Unexpectedly, almost complete in vivo depletion of CD16+ NK cells was not able to completely remove the NK activity in PBMCs, i.e., about one-third of the NK activity remained as compared with that before mAb treatment. This indicates that the CD16− subpopulation represents a substantial component of NK cells in monkeys. So far, mAbs recognizing tamarin's NK-specific CD markers other than CD16, such as CD56 and CD159A (Choi et al., 2008), are not available. Further characterization and phenotyping of NK cells in tamarins will be necessary to selectively and totally deplete NK cells in vivo.

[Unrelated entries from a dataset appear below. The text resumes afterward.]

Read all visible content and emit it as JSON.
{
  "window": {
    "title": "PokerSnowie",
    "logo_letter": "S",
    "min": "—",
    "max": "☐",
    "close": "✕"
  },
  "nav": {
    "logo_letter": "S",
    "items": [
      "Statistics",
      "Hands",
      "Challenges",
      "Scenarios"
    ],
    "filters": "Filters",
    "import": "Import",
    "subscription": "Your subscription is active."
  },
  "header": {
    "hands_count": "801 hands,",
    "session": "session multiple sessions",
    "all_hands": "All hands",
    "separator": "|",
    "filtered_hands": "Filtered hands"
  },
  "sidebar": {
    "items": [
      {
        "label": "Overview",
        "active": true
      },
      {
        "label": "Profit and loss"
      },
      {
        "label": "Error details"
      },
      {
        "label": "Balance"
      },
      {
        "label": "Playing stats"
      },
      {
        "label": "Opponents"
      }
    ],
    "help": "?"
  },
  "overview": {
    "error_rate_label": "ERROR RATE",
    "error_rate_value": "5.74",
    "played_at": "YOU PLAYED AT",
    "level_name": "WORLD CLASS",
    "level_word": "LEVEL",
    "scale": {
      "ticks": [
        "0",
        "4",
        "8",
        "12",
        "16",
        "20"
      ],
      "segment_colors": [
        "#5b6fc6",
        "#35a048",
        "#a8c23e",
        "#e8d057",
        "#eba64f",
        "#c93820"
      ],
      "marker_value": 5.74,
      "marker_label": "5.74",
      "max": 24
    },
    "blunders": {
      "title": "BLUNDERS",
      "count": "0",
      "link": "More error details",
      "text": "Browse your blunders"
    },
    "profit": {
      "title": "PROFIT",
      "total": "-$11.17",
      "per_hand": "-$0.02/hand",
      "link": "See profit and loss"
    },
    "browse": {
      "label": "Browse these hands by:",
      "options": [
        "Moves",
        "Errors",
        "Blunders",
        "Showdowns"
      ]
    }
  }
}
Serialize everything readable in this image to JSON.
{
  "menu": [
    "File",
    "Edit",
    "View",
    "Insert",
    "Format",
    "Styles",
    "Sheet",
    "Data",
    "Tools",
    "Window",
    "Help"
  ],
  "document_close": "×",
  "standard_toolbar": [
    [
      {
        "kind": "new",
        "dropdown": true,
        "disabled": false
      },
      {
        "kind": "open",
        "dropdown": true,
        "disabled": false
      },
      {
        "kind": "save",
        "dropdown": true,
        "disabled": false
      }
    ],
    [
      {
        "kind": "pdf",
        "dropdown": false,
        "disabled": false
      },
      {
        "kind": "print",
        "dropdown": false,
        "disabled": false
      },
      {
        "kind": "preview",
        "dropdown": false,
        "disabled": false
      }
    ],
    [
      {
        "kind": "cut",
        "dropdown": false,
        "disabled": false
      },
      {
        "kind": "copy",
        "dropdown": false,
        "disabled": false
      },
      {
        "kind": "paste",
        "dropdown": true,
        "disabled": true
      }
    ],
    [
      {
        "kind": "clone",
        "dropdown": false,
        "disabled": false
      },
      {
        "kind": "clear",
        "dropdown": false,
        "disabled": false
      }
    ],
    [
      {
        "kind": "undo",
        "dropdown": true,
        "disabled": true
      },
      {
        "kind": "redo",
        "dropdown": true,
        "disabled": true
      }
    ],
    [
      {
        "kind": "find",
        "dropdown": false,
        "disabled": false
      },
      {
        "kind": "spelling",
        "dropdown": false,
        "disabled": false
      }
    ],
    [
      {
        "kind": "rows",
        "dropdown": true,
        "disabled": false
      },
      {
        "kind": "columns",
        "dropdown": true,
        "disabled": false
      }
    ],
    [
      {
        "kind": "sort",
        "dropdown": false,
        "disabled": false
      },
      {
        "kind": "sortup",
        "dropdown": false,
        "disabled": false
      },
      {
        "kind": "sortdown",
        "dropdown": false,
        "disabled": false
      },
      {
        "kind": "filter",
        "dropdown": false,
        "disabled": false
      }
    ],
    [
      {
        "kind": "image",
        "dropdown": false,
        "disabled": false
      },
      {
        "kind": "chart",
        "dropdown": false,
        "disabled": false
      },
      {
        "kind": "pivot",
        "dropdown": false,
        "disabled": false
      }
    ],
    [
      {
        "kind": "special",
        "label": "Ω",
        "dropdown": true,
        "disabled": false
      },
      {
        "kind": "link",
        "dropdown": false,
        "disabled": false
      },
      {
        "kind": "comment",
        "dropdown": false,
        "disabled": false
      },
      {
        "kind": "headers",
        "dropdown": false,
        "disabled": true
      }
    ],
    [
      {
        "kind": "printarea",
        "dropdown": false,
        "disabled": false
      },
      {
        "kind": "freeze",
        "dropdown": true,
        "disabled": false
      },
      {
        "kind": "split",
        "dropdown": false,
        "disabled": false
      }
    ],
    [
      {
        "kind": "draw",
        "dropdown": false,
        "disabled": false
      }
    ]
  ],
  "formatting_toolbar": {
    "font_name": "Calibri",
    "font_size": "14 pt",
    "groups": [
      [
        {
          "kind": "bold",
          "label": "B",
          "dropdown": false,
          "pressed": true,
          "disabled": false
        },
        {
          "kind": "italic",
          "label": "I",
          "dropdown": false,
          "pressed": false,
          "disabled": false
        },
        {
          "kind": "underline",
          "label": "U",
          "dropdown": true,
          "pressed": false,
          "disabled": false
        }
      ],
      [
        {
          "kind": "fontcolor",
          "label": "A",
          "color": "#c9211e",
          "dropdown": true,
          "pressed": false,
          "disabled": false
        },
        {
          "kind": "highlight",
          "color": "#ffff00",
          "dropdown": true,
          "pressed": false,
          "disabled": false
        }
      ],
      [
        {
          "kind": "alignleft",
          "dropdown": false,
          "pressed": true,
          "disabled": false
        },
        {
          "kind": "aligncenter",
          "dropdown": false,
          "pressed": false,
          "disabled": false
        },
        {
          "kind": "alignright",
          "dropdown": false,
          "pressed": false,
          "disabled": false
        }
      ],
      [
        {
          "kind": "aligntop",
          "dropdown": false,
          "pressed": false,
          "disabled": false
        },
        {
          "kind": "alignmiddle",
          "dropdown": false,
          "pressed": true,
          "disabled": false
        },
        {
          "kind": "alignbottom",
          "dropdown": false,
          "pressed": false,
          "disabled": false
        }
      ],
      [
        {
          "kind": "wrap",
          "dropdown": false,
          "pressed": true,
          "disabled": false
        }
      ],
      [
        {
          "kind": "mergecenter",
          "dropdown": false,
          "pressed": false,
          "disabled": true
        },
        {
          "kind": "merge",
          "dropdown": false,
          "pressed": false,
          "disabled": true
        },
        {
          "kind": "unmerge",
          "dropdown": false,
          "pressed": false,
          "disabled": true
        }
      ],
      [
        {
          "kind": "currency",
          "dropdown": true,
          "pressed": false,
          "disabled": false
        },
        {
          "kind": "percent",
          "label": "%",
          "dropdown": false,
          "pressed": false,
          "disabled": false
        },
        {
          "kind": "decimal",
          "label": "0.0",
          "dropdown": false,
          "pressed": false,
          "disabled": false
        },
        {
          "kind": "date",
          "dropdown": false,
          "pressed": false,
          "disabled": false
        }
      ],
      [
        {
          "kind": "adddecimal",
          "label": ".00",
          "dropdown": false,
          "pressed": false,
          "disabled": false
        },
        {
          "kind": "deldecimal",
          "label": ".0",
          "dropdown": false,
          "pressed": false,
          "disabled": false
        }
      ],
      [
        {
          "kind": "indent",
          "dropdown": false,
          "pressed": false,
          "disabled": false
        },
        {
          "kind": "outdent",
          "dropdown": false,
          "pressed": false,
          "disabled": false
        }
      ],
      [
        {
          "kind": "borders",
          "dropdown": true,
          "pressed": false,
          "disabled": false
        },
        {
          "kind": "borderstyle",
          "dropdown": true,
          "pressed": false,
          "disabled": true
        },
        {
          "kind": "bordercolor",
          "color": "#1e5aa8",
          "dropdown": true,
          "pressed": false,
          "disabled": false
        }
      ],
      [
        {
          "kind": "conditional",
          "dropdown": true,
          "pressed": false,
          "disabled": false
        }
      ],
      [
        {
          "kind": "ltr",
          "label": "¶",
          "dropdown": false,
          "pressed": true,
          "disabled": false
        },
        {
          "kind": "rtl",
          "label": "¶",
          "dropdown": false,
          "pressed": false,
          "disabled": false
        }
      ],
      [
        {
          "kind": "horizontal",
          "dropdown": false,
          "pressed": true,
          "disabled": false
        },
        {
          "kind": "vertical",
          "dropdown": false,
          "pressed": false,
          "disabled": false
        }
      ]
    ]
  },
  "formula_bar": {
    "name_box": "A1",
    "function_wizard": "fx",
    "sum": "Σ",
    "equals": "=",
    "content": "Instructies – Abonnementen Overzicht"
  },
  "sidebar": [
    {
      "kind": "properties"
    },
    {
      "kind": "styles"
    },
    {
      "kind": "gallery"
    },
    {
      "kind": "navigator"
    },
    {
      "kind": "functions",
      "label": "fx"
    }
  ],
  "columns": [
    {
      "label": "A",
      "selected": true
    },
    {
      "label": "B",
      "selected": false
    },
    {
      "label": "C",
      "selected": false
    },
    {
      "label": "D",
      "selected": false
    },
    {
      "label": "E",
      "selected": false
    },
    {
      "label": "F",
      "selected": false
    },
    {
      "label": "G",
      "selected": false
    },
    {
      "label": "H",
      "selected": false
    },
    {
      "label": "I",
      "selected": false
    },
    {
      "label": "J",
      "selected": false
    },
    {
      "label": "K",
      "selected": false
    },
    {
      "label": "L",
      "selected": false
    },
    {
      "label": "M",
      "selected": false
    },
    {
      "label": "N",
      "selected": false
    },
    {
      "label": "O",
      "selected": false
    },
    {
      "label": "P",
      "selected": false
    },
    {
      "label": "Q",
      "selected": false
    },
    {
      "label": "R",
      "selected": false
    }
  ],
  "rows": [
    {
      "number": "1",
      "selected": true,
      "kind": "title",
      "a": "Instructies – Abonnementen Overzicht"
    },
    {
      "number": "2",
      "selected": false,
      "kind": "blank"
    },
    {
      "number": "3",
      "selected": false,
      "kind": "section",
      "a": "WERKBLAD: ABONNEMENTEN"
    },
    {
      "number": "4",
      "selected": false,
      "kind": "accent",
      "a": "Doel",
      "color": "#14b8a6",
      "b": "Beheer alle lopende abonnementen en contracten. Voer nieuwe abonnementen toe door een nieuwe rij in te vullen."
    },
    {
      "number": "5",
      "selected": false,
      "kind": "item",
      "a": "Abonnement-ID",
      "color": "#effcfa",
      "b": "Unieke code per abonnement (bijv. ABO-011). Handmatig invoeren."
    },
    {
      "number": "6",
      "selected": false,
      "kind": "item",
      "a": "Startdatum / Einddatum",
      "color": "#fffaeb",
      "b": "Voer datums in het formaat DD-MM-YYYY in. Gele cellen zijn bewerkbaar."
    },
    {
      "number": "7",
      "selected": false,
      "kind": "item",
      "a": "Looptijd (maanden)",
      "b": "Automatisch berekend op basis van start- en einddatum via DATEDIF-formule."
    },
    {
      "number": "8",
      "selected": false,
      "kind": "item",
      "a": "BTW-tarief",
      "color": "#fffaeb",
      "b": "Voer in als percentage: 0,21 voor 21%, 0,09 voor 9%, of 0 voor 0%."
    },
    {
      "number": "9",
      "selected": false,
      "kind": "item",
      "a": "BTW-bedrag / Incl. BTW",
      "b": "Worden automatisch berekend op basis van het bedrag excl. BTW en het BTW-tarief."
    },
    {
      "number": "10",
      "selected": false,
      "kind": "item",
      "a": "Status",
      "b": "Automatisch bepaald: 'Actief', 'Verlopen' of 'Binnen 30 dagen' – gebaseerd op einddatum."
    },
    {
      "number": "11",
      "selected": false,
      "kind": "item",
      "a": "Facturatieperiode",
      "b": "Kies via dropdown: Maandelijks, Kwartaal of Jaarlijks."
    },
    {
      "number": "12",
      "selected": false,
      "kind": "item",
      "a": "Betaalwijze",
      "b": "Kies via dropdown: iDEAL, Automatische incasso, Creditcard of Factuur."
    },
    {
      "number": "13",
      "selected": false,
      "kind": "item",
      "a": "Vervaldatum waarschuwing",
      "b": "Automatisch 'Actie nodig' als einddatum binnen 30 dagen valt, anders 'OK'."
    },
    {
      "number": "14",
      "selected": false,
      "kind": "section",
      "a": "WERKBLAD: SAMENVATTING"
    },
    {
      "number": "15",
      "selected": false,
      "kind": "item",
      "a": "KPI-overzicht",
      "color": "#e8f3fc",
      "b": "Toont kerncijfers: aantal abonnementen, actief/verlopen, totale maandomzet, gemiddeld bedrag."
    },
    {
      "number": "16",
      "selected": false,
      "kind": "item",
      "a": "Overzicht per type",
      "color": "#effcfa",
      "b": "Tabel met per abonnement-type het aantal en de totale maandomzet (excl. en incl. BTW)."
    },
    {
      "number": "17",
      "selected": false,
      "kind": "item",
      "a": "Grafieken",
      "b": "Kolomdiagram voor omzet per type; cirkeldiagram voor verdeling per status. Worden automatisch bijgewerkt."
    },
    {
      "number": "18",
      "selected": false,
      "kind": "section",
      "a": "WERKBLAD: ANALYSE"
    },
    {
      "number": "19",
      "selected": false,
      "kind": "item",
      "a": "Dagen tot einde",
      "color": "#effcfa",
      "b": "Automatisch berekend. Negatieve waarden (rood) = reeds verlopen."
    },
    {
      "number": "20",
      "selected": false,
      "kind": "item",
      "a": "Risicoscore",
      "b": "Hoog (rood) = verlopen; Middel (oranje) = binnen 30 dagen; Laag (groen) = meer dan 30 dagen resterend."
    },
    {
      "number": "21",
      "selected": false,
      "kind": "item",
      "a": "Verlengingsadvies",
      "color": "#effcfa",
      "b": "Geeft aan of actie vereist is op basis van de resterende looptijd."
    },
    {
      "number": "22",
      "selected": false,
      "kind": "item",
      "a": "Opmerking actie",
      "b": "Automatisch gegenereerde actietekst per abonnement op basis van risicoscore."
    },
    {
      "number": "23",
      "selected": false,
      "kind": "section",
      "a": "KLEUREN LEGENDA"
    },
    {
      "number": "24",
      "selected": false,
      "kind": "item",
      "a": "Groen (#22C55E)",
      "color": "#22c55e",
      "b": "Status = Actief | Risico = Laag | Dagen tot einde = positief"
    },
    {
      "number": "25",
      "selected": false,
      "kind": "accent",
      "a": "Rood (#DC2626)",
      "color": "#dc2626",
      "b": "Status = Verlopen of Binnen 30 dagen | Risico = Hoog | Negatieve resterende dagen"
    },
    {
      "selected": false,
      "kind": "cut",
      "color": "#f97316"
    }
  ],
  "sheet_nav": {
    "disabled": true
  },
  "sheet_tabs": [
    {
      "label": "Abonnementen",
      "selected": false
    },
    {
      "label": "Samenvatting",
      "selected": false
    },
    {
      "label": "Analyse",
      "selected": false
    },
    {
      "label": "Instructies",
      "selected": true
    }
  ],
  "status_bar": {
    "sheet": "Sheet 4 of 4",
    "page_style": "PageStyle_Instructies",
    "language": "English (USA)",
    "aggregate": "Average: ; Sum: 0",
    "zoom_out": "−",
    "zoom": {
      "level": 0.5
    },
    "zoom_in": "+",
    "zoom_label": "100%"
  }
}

Interestingly, tamarins have been used for the study of experimental infection with Rabies virus, Epstein–Barr virus, Hepatitis A virus and Herpesvirus as well as GBV-B (Mackett et al., 1996; Batista-Morais et al., 2000; Purcell et al., 2002; de Thoisy et al., 2003; Martin et al., 2003; Takikawa et al., 2010). Therefore we hope that our system may be useful for examining the role of NK cells in the control of viral infection as well as to develop novel antiviral strategies.

Conflict of Interest Statement

The authors declare that the research was conducted in the absence of any commercial or financial relationships that could be construed as a potential conflict of interest.